7.2. Thermal Design Optimization

After you have captured your design in the Intel® FPGA Power and Thermal Calculator (PTC), it is good practice to evaluate whether any thermal optimization is possible to make the cooling easier. Improved cooling can be achieved by reducing overall power consumption, or by reducing the design's maximum ΨJC value.

Power Reduction

There are two types of power consumed in an FPGA: static power and dynamic power.

  • Static power is the power that the configured device consumes when powered up but with no user clocks operating. Static power is mainly a function of die temperature. For Intel® Agilex™ devices, this excludes DC bias power of analog blocks, such as I/O and transceiver analog circuitry.

    Reducing junction temperatures can save power. For example, if a given design has a total static power of 14.6 watts when the maximum TJ is 95°C, and you decrease the maximum TJ, the static power also decreases, with no change to the operation of the device. However, reducing the maximum TJ requires additional cooling, such as a reduction to the ambient temperature, increased airflow, or the use of a larger heat sink. You should always consider methods of reducing static power consumption—especially when evaluating operating costs for large data centers or central offices.

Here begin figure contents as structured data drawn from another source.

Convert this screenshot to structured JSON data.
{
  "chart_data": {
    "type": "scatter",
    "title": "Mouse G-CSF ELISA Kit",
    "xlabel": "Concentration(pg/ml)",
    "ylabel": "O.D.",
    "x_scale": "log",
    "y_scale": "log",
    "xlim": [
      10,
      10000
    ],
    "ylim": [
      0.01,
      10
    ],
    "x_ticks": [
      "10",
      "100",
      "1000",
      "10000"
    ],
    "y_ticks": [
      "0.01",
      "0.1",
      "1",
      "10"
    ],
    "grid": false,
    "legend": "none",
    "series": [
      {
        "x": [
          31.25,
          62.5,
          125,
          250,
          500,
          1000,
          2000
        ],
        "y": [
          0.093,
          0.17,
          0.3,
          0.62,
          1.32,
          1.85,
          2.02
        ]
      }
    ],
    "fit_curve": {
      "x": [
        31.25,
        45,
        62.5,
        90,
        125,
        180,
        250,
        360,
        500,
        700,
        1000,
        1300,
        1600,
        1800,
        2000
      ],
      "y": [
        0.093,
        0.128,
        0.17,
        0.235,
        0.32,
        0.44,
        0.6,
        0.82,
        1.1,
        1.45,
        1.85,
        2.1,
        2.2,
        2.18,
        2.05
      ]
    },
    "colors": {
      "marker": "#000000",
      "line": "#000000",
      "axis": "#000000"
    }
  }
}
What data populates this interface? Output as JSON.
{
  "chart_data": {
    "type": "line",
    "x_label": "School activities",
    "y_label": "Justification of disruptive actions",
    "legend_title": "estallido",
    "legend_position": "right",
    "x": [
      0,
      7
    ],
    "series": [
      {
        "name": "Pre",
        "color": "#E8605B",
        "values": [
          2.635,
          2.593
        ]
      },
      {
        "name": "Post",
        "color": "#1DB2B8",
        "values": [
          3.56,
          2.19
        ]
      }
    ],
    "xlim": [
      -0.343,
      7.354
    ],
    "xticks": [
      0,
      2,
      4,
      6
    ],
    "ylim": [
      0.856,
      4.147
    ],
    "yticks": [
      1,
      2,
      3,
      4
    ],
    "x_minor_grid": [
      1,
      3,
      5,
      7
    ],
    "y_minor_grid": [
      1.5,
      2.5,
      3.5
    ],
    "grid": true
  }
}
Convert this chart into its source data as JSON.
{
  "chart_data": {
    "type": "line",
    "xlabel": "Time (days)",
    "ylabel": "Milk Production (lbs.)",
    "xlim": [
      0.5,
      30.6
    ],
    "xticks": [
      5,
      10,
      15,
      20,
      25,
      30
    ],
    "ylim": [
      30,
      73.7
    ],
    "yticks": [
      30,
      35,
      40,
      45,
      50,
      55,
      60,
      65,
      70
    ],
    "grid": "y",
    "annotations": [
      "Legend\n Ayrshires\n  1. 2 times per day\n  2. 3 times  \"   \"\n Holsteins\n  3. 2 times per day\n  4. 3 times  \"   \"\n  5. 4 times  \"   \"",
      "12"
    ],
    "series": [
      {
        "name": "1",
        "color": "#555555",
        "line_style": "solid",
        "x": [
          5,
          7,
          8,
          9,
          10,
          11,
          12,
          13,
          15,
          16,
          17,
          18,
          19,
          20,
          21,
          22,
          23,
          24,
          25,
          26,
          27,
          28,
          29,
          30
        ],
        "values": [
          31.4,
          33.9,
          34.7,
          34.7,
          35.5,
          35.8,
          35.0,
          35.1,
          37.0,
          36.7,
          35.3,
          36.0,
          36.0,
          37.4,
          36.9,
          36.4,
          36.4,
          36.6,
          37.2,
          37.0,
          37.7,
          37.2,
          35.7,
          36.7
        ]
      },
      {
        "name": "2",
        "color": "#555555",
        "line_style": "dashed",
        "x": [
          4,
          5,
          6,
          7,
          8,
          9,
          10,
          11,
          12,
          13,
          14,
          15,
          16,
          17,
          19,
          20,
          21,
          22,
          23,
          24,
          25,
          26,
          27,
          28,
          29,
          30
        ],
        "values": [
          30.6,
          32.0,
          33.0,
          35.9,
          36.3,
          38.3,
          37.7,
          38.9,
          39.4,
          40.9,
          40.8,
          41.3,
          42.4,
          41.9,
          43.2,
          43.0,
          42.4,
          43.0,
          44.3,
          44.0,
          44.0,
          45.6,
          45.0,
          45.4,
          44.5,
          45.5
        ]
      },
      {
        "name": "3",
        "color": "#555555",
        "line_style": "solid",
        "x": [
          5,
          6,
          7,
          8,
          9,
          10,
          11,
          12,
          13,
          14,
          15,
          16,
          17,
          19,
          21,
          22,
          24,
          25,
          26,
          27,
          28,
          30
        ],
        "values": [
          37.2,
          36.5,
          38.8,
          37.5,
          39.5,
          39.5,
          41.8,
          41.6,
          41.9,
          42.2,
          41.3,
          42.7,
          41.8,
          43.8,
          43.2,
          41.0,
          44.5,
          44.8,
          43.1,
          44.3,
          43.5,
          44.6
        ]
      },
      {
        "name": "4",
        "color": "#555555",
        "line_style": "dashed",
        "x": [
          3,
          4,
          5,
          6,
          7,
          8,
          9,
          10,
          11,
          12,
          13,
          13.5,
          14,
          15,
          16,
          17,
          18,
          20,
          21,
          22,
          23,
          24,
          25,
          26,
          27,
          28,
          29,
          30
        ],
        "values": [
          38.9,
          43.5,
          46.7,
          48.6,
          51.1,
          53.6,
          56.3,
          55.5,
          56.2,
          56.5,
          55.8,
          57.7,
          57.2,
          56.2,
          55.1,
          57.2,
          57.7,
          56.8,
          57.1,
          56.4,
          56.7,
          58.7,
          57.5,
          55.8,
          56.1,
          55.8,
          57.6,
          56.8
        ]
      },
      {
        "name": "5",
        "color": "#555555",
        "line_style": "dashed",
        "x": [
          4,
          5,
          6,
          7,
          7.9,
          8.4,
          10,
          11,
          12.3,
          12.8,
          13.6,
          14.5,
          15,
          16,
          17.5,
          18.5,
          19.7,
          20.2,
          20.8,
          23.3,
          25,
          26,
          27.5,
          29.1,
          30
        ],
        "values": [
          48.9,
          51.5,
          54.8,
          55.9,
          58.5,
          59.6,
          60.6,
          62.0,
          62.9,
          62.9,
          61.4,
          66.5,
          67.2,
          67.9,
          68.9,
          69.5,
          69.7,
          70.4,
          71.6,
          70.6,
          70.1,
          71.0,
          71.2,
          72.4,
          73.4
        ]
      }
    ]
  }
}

  • Dynamic power is the additional power consumed due to signal activity or toggling. For example, if you reduce the number of half ALMs or flip flops in the core die, or the clock frequency or toggle rate, the dynamic power goes down. Such action may not always be possible, but you should consider it, especially for dies that seem to be the limiting factor in the cooling system.

Transceiver Channel Spreading

Intel® Agilex™ devices have transceiver dies with either 16 channels or 24 channels. If the channel selection can be done manually then it is possible to reduce the power dissipation by physically spreading the channels on the tile. Simply put, fewer contiguous channels use less power, have lower local power density (power/area), and are easier to cool.

For example. the table below shows an E-Tile with 14 channels but different placement. As shown, E-Tile 3 has the most widespread placement and therefore the lowest ΨJC, which translates to operating at almost 8°C lower temperature in a 100 watt device, under the same cooling condition as the other two.

Table 6.  Transceiver Channel Placement Impact on Thermal Behavior
XCVR Die ID Starting Channel Location Number of Channels Op Mode Data Rate Thermal Power ΨJC °C/W Temperature Difference for a 100 watt device
E-Tile 1 5 14 TX 28000 9.03 0.334 7.7
E-Tile 2 0 14 TX 28000 9 0.325 6.8
E-Tile 3 0 2 TX 28000 8.871 0.257  
3 2 TX 28000
6 2 TX 28000
9 2 TX 28000
12 2 TX 28000
15 2 TX 28000
18 2 TX 28000

It may not always be possible to optimize channel placement, due to design constraints and requirements; however, you should consider doing so whenever possible.